ヒカリの顔ではなく、ヒカリの目に映った自分の表情に太一は息を呑んだ。
不安に、恐怖に引きつって、泣き出しそうな顔をしている。出てきた声は自分のものとは思えないほど、かすれていた。
「だって、三十日って俺は聞いた……」
まだ一週間もあるはずだ。それなのにヤマトは行ってしまうのだ。
「だけど、空港の方に大きな荷物持って行ってたの、俺見たんです」
タケルも見たよな――大輔の言葉にタケルはゆっくりうなずいた。
タケルの目が震えているのを見て、太一はヒカリの手から腕を引き抜き、目を閉じた。
嘘だったのか。行ってしまうのか。
右手に触れる。そこは火傷をしたときのようにひりひりと熱い。
「太一さん」
タケルの声に首を振る。
彼は大輔に殴られたことがあるのだろうか。そしてタケルを殴ったのなら大輔の拳も痛んだのだろうか。
――右手が痛い。あんな腰の抜けた拳、避けられたはずなのにヤマトはそうしなかった。あの目のまま、太一を見つめ、黙って受け止めた。
そんなやつだ。いつだってカッコをつける。いつだって偉そうなことを言う。いつだってすぐ泣く。
いつだって、いつだって――もう思うこともできなかった。
「お兄ちゃん」
ヒカリの声に目を開ける。瞼を閉じていたせいか光は眩しく、太一の目を刺した。
「太一さん」
大輔の声が滲みかけた。
ヤマトの紋章を受け継いだからだろうか。
もう昔の話だというのに意外なほど涙もろいところは、いまだにヤマトに似ている。よくぶつかり合っていたのに変な話だ。
何を見ても、聞いても、ヤマトの名とその面影が浮かんできた。
ヤマト、ヤマト、ヤマト――声にも出せない、心の奥がヤマトの名を呼ぶ。行ってしまう彼だというのに、いつまで彼の面影を追うつもりなのだ。
痛んで仕方ない右手を拳に変えた。 もういい。

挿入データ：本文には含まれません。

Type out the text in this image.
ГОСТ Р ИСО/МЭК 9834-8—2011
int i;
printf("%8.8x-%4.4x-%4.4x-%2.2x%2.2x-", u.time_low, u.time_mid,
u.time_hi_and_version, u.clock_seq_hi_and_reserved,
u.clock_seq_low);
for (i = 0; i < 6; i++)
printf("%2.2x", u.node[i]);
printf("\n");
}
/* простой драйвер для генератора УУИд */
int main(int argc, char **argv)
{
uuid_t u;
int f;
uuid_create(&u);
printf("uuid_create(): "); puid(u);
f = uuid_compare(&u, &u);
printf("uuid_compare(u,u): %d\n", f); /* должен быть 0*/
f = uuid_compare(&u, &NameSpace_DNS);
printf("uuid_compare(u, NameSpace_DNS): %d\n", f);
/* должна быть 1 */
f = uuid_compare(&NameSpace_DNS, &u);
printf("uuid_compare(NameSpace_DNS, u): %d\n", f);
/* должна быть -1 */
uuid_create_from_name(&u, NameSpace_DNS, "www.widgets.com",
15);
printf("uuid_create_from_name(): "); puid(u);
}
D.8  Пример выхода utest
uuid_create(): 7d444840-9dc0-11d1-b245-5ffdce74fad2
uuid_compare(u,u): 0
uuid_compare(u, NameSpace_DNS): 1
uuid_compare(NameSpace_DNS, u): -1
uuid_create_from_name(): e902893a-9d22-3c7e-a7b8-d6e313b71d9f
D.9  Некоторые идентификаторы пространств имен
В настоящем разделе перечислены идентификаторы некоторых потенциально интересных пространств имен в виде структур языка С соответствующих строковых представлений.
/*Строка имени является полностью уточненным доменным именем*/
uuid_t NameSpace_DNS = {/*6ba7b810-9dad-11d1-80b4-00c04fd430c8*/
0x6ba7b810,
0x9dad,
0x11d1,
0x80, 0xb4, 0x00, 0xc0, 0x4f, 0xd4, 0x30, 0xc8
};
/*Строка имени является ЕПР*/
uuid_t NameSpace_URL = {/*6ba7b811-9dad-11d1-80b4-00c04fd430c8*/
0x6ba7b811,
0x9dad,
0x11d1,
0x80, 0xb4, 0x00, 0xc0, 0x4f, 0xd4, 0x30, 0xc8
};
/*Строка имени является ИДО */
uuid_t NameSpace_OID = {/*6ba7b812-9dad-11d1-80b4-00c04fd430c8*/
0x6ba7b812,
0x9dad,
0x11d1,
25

行ってしまうというのなら、それもいい。
ヒカリをそっと横へ押しのけた。
「お兄ちゃん?」
行けばいい、どこへでも。 それならば言葉も想いも何もかも捨てて、自分も行ってやる。
大輔の顔から目を離し、太一は遠くを見つめた。
ずっとこの先にヤマトがいる。行こうとしている。
背を向けたのは自分の方からだ。そして今度はヤマトが背を向けた。
それだけだ。
――それだけだというのに、どうしてこれほどに胸が騒ぐのだろう。
哀しみなのか、憎しみなのか、それとも愛おしさなのか――何も分からないまま、太一は大輔とタケルの間をゆっくり通り抜けた。
ポケットを探る。体温で温くなった革の財布しか入っていない。
車のキーは玄関の靴箱の上だ。
「太一さん――」
タケルの声だろうか、それとも大輔の。
ヒカリの手が伸びた。 引き留めたいのか、それともその背を押したかったのか。
ヒカリの指先は太一のシャツの裾を滑っただけだった。
汗の代わりに涙を少しこぼし、太一は走り出していた。
タケルも大輔も、そしてヒカリでさえも追いつけないほど早く、太一の背中は遠くなっていった。